Corte não reconhece criança roubada como vítima do nazismo
6 de julho de 2018Um homem de 82 anos de origem polonesa que foi sequestrado durante a infância pela SS, a tropa de elite do regime nazista, perdeu um processo contra o Estado alemão.
No veredicto, anunciado no início desta semana, um tribunal de Colônia decidiu que o engenheiro aposentado Herman Lüdeking não merece compensação financeira como vítima do regime nazista.
Quando tinha seis anos, em 1942, Lüdeking se tornou uma das centenas de milhares de crianças que foram roubadas pelos nazistas em territórios ocupados, como o leste da Europa e a Noruega. As crianças eram escolhidas por características físicas – como cabelo louro e olhos azuis – que se enquadravam nos ideais raciais dos nazistas.
Eles eram então retiradas dos pais biológicos, enviadas para orfanatos da SS ou entregues para pais alemães sem filhos, passando por um processo forçado de "germanização”. Estimativas apontam que pelo menos 200 mil crianças foram roubadas pelo regime durante a Segunda Guerra.
Lüdeking é uma das raras vítimas que tornou o seu caso público. Hoje residente em Bad Dürrheim, no sudoeste da Alemanha, ele decidiu processar o Estado em 2015, após passar uma década tentando chegar a um acordo com as autoridades para que ele e outras crianças roubadas fossem reconhecidas como vítimas.
Segundo ele, o caso não é sobre dinheiro, mas sobre ser reconhecido como vítima. Ele também disse que está decepcionado com a decisão. "Em alguns anos, nós não vamos mais existir porque o problema vai ser resolvido biologicamente por si só. É isso que a República Federal deseja?”
O tribunal que analisou o caso admitiu que o processo de germanização forçada foi uma grande injustiça, mas apontou que as leis existentes que preveem indenizações para vítimas do nazismo não contemplam bebês e crianças roubados pelos nazistas. A corte afirmou que não tinha autonomia para determinar a inclusão de uma nova categoria de vítimas.
Hoje o Estado alemão paga uma compensação de 2.500 euros para "pessoas que eram hostilizadas pelo Estado nazista por causa do seu comportamento social ou características pessoais”. Nestes grupos estão judeus, gays e pessoas com problemas mentais que foram perseguidas e, em alguns casos, esterilizadas pelo regime por serem encaradas pelos nazistas como "inferiores”. Segundo o entendimento do tribunal, Lüdeking não foi vítima do regime por caraterísticas consideradas "inferiores”, mas justamente "superiores” na concepção dos nazistas.
Segundo declarou Lüdeking, essa explicação é "absurda e vergonhosa”. Ele pretende recorrer. "Como vítima, eu não pretendo desistir”, disse.
Até hoje ele não sabe quem eram seus pais biológicos. Após ser enviado para um orfanato da SS, ele foi adotado por uma mulher chamada Maria Lüdeking, que era filiada à Liga Nacional-Socialista das Mulheres e havia perdido um filho que servia no Exército. O documento de adoção indica que seu nome verdadeiro era Roman Roszantowski, mas ele não conseguiu descobrir muito sobre suas origens.
Durante o processo, Lüdeking contou com o apoio da organização Crianças Roubadas, Vítimas Esquecidas. O diretor da organização, Christoph Schwarz, também lamentou a decisão do tribunal. "Essas crianças sofreram uma grande injustiça, foram privadas de suas infâncias e são o último grupo de vítimas dos nazistas que não receberam reconhecimento e compensação”, disse. "O fato de que as vítimas agora, décadas depois, novamente se deparam com uma atitude negativa por parte das autoridades é uma humilhação e um novo trauma para elas.”

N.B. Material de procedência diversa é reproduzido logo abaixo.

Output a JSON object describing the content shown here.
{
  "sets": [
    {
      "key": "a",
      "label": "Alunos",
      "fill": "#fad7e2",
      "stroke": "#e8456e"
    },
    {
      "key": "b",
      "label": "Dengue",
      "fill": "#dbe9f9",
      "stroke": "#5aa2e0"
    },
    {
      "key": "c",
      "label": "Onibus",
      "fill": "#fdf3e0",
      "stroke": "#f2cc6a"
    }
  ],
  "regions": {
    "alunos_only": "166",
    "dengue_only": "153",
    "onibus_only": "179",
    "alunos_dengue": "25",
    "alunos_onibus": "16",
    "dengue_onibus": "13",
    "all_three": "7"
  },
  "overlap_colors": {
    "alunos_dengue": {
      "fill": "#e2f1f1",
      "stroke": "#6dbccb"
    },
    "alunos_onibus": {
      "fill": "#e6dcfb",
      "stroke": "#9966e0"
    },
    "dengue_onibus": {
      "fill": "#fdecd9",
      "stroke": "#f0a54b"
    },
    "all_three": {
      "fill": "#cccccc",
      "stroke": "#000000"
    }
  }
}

A germanização forçada de crianças como Lüdeking era feita, em geral, com métodos brutais. Ela atingiu principalmente crianças levadas da Polônia ocupada pelos nazistas para o Reich alemão ou que foram tiradas dos trabalhadores forçados poloneses na Alemanha. As crianças eram proibidas de falar a língua materna e recebiam novos nomes.

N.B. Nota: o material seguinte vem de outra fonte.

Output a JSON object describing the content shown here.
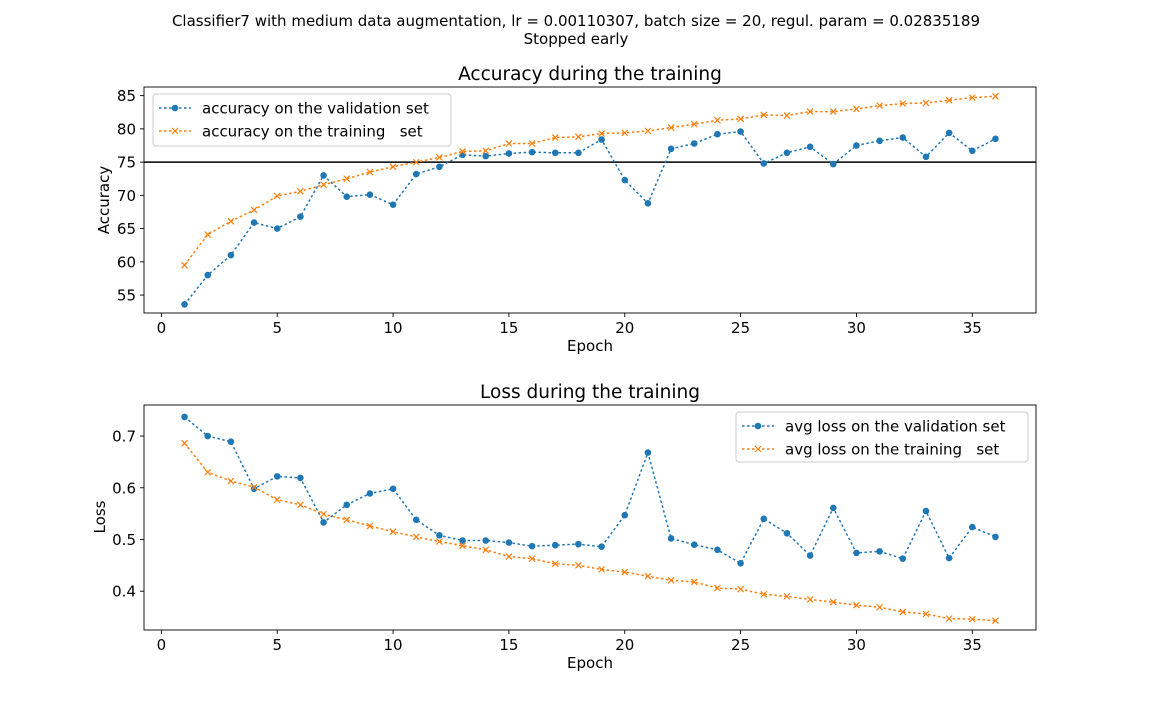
{
  "suptitle": {
    "line1": "Classifier7 with medium data augmentation, lr = 0.00110307, batch size = 20, regul. param = 0.02835189",
    "line2": "Stopped early"
  },
  "colors": {
    "validation": "#1f77b4",
    "training": "#ff7f0e",
    "reference_line": "#000000"
  },
  "chart_data": [
    {
      "type": "line",
      "title": "Accuracy during the training",
      "xlabel": "Epoch",
      "ylabel": "Accuracy",
      "xlim": [
        -0.75,
        37.75
      ],
      "ylim": [
        52.3,
        86.3
      ],
      "xticks": [
        0,
        5,
        10,
        15,
        20,
        25,
        30,
        35
      ],
      "yticks": [
        55,
        60,
        65,
        70,
        75,
        80,
        85
      ],
      "legend_position": "upper-left",
      "hline": 75,
      "x": [
        1,
        2,
        3,
        4,
        5,
        6,
        7,
        8,
        9,
        10,
        11,
        12,
        13,
        14,
        15,
        16,
        17,
        18,
        19,
        20,
        21,
        22,
        23,
        24,
        25,
        26,
        27,
        28,
        29,
        30,
        31,
        32,
        33,
        34,
        35,
        36
      ],
      "series": [
        {
          "name": "accuracy on the validation set",
          "marker": "circle",
          "color": "#1f77b4",
          "values": [
            53.6,
            58.0,
            61.0,
            65.9,
            65.0,
            66.8,
            73.0,
            69.8,
            70.1,
            68.6,
            73.2,
            74.3,
            76.1,
            75.9,
            76.3,
            76.5,
            76.4,
            76.4,
            78.4,
            72.3,
            68.8,
            77.0,
            77.8,
            79.2,
            79.6,
            74.8,
            76.4,
            77.3,
            74.7,
            77.5,
            78.2,
            78.7,
            75.8,
            79.4,
            76.7,
            78.5
          ]
        },
        {
          "name": "accuracy on the training   set",
          "marker": "x",
          "color": "#ff7f0e",
          "values": [
            59.5,
            64.1,
            66.1,
            67.8,
            69.9,
            70.6,
            71.6,
            72.5,
            73.5,
            74.3,
            75.0,
            75.7,
            76.6,
            76.7,
            77.8,
            77.8,
            78.7,
            78.8,
            79.3,
            79.4,
            79.7,
            80.2,
            80.7,
            81.3,
            81.5,
            82.1,
            82.0,
            82.6,
            82.6,
            83.0,
            83.5,
            83.8,
            83.9,
            84.3,
            84.7,
            84.9
          ]
        }
      ]
    },
    {
      "type": "line",
      "title": "Loss during the training",
      "xlabel": "Epoch",
      "ylabel": "Loss",
      "xlim": [
        -0.75,
        37.75
      ],
      "ylim": [
        0.325,
        0.76
      ],
      "xticks": [
        0,
        5,
        10,
        15,
        20,
        25,
        30,
        35
      ],
      "yticks": [
        0.4,
        0.5,
        0.6,
        0.7
      ],
      "legend_position": "upper-right",
      "x": [
        1,
        2,
        3,
        4,
        5,
        6,
        7,
        8,
        9,
        10,
        11,
        12,
        13,
        14,
        15,
        16,
        17,
        18,
        19,
        20,
        21,
        22,
        23,
        24,
        25,
        26,
        27,
        28,
        29,
        30,
        31,
        32,
        33,
        34,
        35,
        36
      ],
      "series": [
        {
          "name": "avg loss on the validation set",
          "marker": "circle",
          "color": "#1f77b4",
          "values": [
            0.737,
            0.7,
            0.689,
            0.598,
            0.622,
            0.619,
            0.533,
            0.567,
            0.589,
            0.598,
            0.538,
            0.508,
            0.498,
            0.498,
            0.494,
            0.487,
            0.489,
            0.491,
            0.486,
            0.547,
            0.668,
            0.502,
            0.49,
            0.48,
            0.454,
            0.54,
            0.512,
            0.469,
            0.561,
            0.474,
            0.477,
            0.463,
            0.555,
            0.464,
            0.524,
            0.505
          ]
        },
        {
          "name": "avg loss on the training   set",
          "marker": "x",
          "color": "#ff7f0e",
          "values": [
            0.686,
            0.63,
            0.613,
            0.601,
            0.577,
            0.567,
            0.549,
            0.538,
            0.526,
            0.515,
            0.505,
            0.496,
            0.488,
            0.48,
            0.467,
            0.463,
            0.453,
            0.45,
            0.442,
            0.437,
            0.429,
            0.421,
            0.418,
            0.406,
            0.404,
            0.394,
            0.39,
            0.384,
            0.379,
            0.373,
            0.369,
            0.36,
            0.356,
            0.347,
            0.346,
            0.343
          ]
        }
      ]
    }
  ]
}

Já em 1938, o chefe da SS, Heinrich Himmler, declarou: "Eu realmente tenho a intenção de buscar, roubar e raptar sangue germânico onde eu puder".

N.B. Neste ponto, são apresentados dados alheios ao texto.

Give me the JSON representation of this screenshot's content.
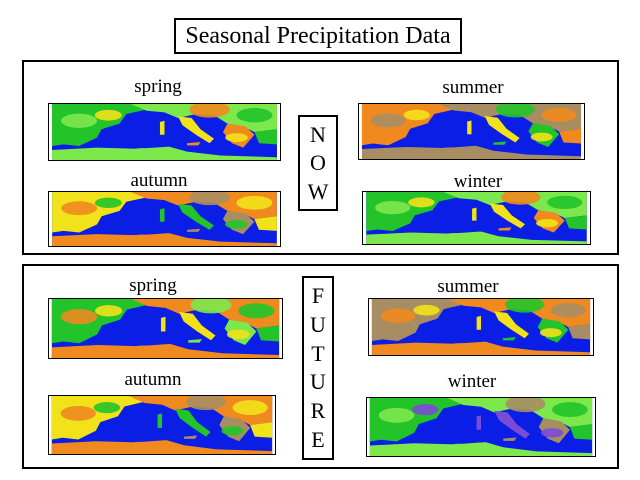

Durante a guerra, a associação da SS Lebensborn foi responsável pela germanização compulsória das crianças. Após a guerra, o governo polonês repatriou mais de 30 mil destas crianças, mas, em muitos casos, o sofrimento delas continuou após a guerra. Esse foi caso da polonesa Zyta Suś, hoje com 83 anos, que foi roubada de um orfanato polonês aos oito anos e entregue para uma família austríaca. Após retornar à Polônia, ela foi desprezada pelos seus compatriotas por só saber falar alemão.